Literacy Narrative: The Revised “Script” as well as the Process

When I was a child, I remember sitting on our couch with my mom whenever I was sick as she read to me out of a book about a girl who had wanted to go see the ducks at the park but could not because she had caught the chicken pox.  Since she had been looking forward to the trip, her mother made the park in her room to cheer the little girl up.  My mother read that book to me every time I was sick until I could read it for myself.  That’s my earliest memory of me reading: that little tiny book about the sick little girl who couldn’t go to the park.  I still have that little battered book somewhere, tucked in a box with all of the other books I can never bear to part with because they shaped my life so much.

I have always loved words.  From those first moments that my mother read to me to today, I have loved reading and writing just about anything.  I read shampoo bottles, my grandmother’s Happiness magazine that she got from the drugstore, cereal boxes, instructional manuals, newspapers, the fleeting fine print in Viagra commercials…you name it, I’ve probably tried to read it.

As I grew older and needed more difficult books than those that children often read, I was gifted beyond my wildest dreams.  My family knew I had an addiction to words and they complied willingly with books by Mercer Mayer, Marc Brown, Judy Blume, the American Girl series, almost anything.  On holidays, I almost always got books.  

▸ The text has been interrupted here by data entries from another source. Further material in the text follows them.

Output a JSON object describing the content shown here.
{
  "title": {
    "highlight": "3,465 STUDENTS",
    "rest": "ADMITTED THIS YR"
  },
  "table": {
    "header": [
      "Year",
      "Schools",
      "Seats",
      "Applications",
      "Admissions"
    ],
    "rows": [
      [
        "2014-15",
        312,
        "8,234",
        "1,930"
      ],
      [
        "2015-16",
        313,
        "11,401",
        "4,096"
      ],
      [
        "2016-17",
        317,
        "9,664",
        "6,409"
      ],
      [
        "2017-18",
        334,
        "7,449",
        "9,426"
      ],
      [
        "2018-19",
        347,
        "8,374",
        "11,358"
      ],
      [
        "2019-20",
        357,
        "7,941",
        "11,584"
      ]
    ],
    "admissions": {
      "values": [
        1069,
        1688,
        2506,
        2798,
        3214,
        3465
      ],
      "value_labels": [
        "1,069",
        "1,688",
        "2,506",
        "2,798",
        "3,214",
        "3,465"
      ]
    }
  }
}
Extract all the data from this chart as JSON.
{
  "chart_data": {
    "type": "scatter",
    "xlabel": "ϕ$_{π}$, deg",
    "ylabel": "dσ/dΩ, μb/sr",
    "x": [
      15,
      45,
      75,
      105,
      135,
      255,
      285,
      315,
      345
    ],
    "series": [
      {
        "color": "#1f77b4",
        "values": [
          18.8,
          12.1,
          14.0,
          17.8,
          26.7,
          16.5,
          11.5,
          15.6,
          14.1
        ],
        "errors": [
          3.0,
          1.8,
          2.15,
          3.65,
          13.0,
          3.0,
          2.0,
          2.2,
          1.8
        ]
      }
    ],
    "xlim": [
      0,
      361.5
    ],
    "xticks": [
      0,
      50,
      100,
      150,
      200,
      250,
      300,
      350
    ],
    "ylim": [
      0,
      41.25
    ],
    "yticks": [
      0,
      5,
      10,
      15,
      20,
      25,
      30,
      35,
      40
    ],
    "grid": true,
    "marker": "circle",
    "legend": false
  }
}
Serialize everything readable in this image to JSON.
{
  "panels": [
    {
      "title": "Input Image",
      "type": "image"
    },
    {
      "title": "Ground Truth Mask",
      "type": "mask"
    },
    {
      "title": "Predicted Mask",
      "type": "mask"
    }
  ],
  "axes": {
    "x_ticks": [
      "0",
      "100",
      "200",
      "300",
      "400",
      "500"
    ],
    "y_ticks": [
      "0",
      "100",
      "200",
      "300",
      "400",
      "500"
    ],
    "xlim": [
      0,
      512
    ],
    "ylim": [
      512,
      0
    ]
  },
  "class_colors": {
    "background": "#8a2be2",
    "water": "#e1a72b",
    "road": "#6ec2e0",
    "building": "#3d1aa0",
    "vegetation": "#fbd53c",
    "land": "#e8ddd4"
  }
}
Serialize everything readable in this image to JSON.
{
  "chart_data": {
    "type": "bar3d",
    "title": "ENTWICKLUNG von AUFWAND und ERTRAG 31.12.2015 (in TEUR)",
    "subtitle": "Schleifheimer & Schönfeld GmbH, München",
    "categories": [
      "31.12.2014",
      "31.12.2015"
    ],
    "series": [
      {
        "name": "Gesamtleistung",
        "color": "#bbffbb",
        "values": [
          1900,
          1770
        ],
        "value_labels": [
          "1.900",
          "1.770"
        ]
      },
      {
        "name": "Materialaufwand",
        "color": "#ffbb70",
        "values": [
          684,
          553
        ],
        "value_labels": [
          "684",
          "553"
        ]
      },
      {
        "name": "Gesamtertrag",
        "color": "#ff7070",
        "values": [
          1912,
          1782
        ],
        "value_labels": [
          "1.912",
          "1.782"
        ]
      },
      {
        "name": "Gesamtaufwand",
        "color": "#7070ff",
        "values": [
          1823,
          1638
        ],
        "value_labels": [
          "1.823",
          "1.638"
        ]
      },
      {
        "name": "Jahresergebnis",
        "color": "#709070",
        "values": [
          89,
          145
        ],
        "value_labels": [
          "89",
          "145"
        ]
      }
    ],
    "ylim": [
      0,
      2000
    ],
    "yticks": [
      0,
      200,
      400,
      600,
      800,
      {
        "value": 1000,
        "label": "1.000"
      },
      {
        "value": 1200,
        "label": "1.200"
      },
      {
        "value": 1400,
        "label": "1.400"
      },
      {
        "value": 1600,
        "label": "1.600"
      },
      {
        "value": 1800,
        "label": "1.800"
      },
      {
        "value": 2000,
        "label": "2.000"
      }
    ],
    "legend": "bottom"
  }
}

Once I entered school, I flourished with reading.  Writing took me a while to get the gist of, but eventually I fell in love  with writing too.  I was always in the library, much to the consternation of both my teachers and librarians.  I read more books than anyone else in my elementary school, always topping the other students with Accelerated Reader points because we had to take a test on them whenever we read a book.  And I read a lot of books.  

I was reading above my grade level too.  In third grade, I was on a sixth grade reading level.  By fifth, I was reading books most children don’t read until high school.  In fourth grade, I picked up War and Peace and Gulliver’s Travels.  There was no contest; Swift tickled my fancy far more than Tolstoy.

And then I met Harry Potter, the skinny little boy with messy hair and glasses that changed me as a reader forever.

I was in fifth grade.  My teacher told us that if we all read the first book, she would take us to see the movie.  I had never had any real interest in Harry Potter, but I couldn’t refuse a reading challenge.  And, okay, the movie looked pretty good.  I fell in love.  

For a bushy-haired book addict and know-it-all, those books were heaven.  I was Hermione Granger, complete with annoying attitude and over-large front teeth.  But more than the fact that the characters were so relatable was that it felt so real, more real than any book I had read before, even Swift, who I loved.

That Christmas, I got them all.  I had them read before the end of Christmas break.  

After that, I read all of the books when they came out, attending book parties at the local bookstore, and reading them the morning after, no matter how tired I was from being out so late.  They were, and remain to this day, my favorite set of books.  J.K. Rowling’s novels changed how I read.  I wanted more worlds like Harry’s.  

And so I passed through middle school and onto high school.

I read every South Carolina Young Adult Book Award Nominee each and every year, the only student at my school to ever do so.  My favorite ones were the fantasy ones since that is my favorite genre.  Like elementary school, I was hardly seen out of the library.  I ate lunch in there and worked in there during my free periods, shelving books.  My librarian gave me an entire bag of advanced reader copies she had received because she knew that I would cherish them.  And I did.   I discovered Discworld, Forks, Washington, alien planets, magic in Victorian London…I found thousands of worlds and I loved them all.  Except 1984.  And poetry.  I loved required reading and did so willingly.

These experiences shaped my love for books and for reading.  They have made me the avid reader that I am today, even if I barely have time to read anything outside of my coursework.

To begin the process of transitioning my script from print to audio, I cut out a lot of the unnecessary commentary that I had put in there at first.  The parenthetical expressions that I had really only worked with print and needed to be deleted.  I had to do the recording more than once because I kept tripping over words or coughing.


It was really difficult for me to transition from print to an audio file because I had to monitor how fast I spoke and make sure that I was not pausing too long or not pausing too little.  


I preferred the audio version because I could use different inflections with my voice, but the print version was definitely less complicated to put together.


This was a great exercise for me in trying a new form of media because I haven’t really done an audio recording before.